If heterogeneity has been the problem over the last 18 months, where are the sectors of the economy with rising prices, rising profits, and rising output?

Philo writes:

“I think that in the last 18 months, an unusually high number of people have had their plans go awry. They wish they had made different choices in terms of their education and occupations. Digging out from these mistakes is going to take a long time. A lot of recalculation needs to get done, and the problem is really daunting.”

The questionable phrase here is “an unusually high number.” It is easy, in hindsight, to point out specific mistakes. But mistakes happen all the time; it is always true that many people are “digging out.” Where is the *evidence* that recent mistake-making has been unusually intense? All I can see is the fact that we are in a depression, together with Arnold’s (dubious) Austrian-type theory about the cause of depressions.

An alternative view is that recent mistake-making has been at the normal level, which is usually accommodated by the economy without a depression. So what caused the depression? The Fed’s failure to “pump in enough liquidity” to maintain (nominal) AD.

Philo writes:

Of course, once we're in a depression many more earlier decisions will look like mistakes, because the depression was not expected. But Arnold's hyper-Austrian account works only if these decisions *would have been mistakes even absent Fed malfeasance*.

Shayne Cook writes:

To Bill Woolsley:

If heterogeneity has been the problem over the last 18 months, where are the sectors of the economy with rising prices, rising profits, and rising output?

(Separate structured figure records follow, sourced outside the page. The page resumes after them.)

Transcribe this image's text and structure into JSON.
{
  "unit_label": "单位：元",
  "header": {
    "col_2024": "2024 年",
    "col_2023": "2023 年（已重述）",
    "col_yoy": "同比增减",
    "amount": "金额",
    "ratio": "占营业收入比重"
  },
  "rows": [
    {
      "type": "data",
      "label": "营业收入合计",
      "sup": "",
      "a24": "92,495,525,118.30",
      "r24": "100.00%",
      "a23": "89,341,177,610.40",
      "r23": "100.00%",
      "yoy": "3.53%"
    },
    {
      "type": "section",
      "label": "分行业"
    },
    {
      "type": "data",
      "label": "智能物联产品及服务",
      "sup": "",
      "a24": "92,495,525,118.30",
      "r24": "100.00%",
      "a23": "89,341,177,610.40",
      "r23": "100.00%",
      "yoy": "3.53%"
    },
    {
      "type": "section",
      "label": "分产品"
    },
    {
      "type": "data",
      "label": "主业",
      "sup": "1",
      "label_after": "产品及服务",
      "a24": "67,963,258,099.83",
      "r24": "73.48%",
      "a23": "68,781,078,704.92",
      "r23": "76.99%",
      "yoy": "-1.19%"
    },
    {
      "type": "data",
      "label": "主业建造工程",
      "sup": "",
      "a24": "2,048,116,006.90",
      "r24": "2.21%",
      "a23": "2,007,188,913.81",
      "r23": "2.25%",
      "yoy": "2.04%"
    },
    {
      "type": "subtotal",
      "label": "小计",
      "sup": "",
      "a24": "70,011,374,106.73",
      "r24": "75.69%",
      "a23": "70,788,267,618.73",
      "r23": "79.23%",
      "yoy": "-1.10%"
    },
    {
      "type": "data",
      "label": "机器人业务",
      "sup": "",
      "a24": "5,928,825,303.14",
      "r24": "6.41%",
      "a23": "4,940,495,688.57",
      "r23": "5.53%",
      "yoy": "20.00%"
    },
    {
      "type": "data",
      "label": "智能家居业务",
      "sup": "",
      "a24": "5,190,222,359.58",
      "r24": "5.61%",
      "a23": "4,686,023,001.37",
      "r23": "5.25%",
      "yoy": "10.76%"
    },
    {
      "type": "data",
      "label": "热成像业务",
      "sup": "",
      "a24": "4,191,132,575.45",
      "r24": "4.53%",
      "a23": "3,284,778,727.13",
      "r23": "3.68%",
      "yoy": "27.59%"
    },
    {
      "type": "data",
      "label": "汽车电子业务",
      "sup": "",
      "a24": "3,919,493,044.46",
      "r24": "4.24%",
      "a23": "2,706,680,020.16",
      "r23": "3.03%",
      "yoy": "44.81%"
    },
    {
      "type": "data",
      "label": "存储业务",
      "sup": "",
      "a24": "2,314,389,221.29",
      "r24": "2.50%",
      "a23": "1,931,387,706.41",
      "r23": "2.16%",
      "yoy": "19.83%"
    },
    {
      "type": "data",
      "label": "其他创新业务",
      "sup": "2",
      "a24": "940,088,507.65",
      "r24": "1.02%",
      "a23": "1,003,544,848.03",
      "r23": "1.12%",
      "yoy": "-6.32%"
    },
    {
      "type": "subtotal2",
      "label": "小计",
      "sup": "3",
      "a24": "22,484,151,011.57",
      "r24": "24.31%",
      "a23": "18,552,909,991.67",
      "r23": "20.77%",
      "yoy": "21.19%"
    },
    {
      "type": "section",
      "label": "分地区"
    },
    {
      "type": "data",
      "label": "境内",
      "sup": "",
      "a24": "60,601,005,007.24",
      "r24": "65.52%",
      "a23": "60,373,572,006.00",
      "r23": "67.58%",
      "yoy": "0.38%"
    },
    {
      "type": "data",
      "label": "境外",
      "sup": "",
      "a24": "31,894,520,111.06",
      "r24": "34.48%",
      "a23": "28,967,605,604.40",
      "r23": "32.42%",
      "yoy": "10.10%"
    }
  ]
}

Heterogeneity is not a problem, it is a dominant characteristic - particularly of a non-centrally planned economy where heterogeneity in economic activity is allowed to a greater extent. The "problem" of the last 18 months is one of how to return to a heterogeneity of activity and capital flows, post housing bubble. The "problem" of the preceding 5 years was that the housing bubble homogenized an inordinate amount of economic activity and capital flow toward housing "investment".

To answer your question, I would suggest looking toward energy and the commodities (gold, copper, steel, etc.). While economic activity is currently depressed, as economic actors re-evaluate the recent over-investment in housing, the assumption is that both energy and raw materials will be required to facilitate the return to heterogeneous economic activity, or the next homogeneous over-investment (bubble) to emerge.